Goal: Allow end users to have the ability to
- Define user roles
- Assign users to defined roles
- Define authorization rules for each role dynamically without code change.
Solution:
- CRUD roles UI, which can assign user to roles, and define authorization matrix for each role.
- The authorization matrix has to be extensible as controllers and actions grow. This is done by inspecting Rails routes: Rails.application.routes.routes.map(&:requirements) tell us what actions are in which controllers.
- CanCan Ability runs can {|action, subject_class, subject| user.role.authorized?(action, subject_class, subject) }
- Authorization matrix must also be forward-compatible with default rule for actions not covered by the current matrix.

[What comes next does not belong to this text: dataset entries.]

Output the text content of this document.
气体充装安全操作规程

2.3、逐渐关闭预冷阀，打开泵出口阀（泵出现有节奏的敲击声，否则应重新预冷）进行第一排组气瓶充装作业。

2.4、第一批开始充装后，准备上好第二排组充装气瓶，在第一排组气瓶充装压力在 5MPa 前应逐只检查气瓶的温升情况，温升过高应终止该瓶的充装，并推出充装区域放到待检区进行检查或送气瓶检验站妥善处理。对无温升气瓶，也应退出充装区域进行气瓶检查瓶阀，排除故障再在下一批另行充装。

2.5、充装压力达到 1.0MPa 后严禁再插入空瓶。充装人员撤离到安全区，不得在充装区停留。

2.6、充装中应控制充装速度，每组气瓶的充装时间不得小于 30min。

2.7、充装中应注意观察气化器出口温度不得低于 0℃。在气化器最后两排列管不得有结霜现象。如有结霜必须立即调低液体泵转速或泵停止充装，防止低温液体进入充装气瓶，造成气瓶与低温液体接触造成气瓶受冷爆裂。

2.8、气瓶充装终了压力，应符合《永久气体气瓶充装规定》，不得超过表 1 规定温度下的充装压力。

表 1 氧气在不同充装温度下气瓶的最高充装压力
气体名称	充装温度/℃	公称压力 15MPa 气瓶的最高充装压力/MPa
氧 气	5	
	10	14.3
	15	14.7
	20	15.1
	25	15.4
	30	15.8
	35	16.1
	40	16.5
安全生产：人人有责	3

- The value for authorization matrix can simply be boolean or some code block for different checking mode, for example, record level authorization: owner only, owner or superior, owner + peer + superior, etc. The rules are dynamic but these modes are not. Code change is required when there is a new authorization mode.
- Code blocks cannot be stored in the database directly without the unsafe eval. There should be an object that contains these authorization modes which can be referred to through string or symbol. We can then store these symbols in the authorization matrix. An example would be a hash with symbol key and lambda value. The lambda block must have a certain signature which can be called consistently. The authorized? method then call these lambda blocks with a fixed set of parameters retrieved from the arguments or somewhere else.
- Testing is ridiculously complex. Instead of testing which role can do what, we must test that if a role can perform an action, it must be able to. The responsibility of testing which role can do what is pushed to the UAT level.